In this work, for the first time, a paradigm shift in the treatment of diabetic retinopathy is proposed: providing localized, supplemental oxygen to the ischemic tissue via an implantable MEMS device. The retinal architecture (e.g., thickness, cell densities, layered structure, etc.) of the rabbit eye exposed to ischemic hypoxic injuries was well preserved after targeted oxygen delivery to the hypoxic tissue, showing that the use of an external source of oxygen could improve the retinal oxygenation and prevent the progression of the ischemic cascade.

The proposed MEMS device transports oxygen from an oxygen-rich space to the oxygen-deficient vitreous, the gel-like fluid that fills the inside of the eye, and then to the ischemic retina. This oxygen transport process is purely passive and completely driven by the gradient of oxygen partial pressure (pO2). Two types of devices were designed. For the first type, the oxygen-rich space is underneath the conjunctiva, a membrane covering the sclera (white part of the eye), beneath the eyelids and highly permeable to oxygen in the atmosphere when the eye is open. Therefore, sub-conjunctival pO2 is very high during the daytime. For the second type, the oxygen-rich space is inside the device since pure oxygen is needle-injected into the device on a regular basis.

To prevent too fast or too slow permeation of oxygen through the device that is made of parylene and silicone (two widely used biocompatible polymers in medical devices), the material properties of the hybrid parylene/silicone were investigated, including mechanical behaviors, permeation rates, and adhesive forces.
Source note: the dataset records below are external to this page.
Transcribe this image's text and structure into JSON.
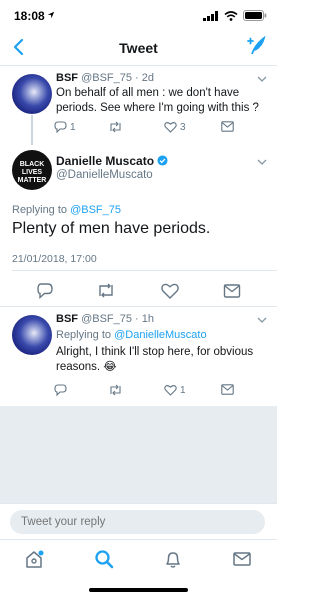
{
  "status_bar": {
    "time": "18:08"
  },
  "nav": {
    "title": "Tweet"
  },
  "tweet_parent": {
    "name": "BSF",
    "handle": "@BSF_75",
    "time": "· 2d",
    "text": "On behalf of all men : we don't have periods. See where I'm going with this ?",
    "reply_count": "1",
    "like_count": "3"
  },
  "tweet_main": {
    "name": "Danielle Muscato",
    "handle": "@DanielleMuscato",
    "avatar_text": [
      "BLACK",
      "LIVES",
      "MATTER"
    ],
    "replying_prefix": "Replying to ",
    "replying_handle": "@BSF_75",
    "text": "Plenty of men have periods.",
    "timestamp": "21/01/2018, 17:00"
  },
  "tweet_reply": {
    "name": "BSF",
    "handle": "@BSF_75",
    "time": "· 1h",
    "replying_prefix": "Replying to ",
    "replying_handle": "@DanielleMuscato",
    "text": "Alright, I think I'll stop here, for obvious reasons. 😂",
    "like_count": "1"
  },
  "compose": {
    "placeholder": "Tweet your reply"
  },
  "colors": {
    "accent": "#1da1f2",
    "secondary_text": "#657786",
    "divider": "#e1e8ed",
    "background_gray": "#e6ecf0"
  },
  "icons": {
    "nav": [
      "back-chevron-icon",
      "compose-tweet-icon"
    ],
    "actions": [
      "reply-icon",
      "retweet-icon",
      "like-icon",
      "direct-message-icon"
    ],
    "tabs": [
      "home-icon",
      "search-icon",
      "notifications-icon",
      "messages-icon"
    ]
  }
}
Then the thicknesses of parylene and silicone became important design parameters that were fine-tuned to reach the optimal oxygen permeation rate.

The passive MEMS oxygen transporter devices were designed, built, and tested in both bench-top artificial eye models and in-vitro porcine cadaver eyes. The 3D unsteady saccade-induced laminar flow of water inside the eye model was modeled by computational fluid dynamics to study the convective transport of oxygen inside the eye induced by saccade (rapid eye movement). The saccade-enhanced transport effect was also demonstrated experimentally. Acute in-vivo animal experiments were performed in rabbits and dogs to verify the surgical procedure and the device functionality. Various hypotheses were confirmed both experimentally and computationally, suggesting that both the two types of devices are very promising to cure diabetic retinopathy. The chronic implantation of devices in ischemic dog eyes is still underway.

The proposed MEMS oxygen transporter devices can be also applied to treat other ocular and systemic diseases accompanied by retinal ischemia, such as central retinal artery occlusion, carotid artery disease, and some form of glaucoma.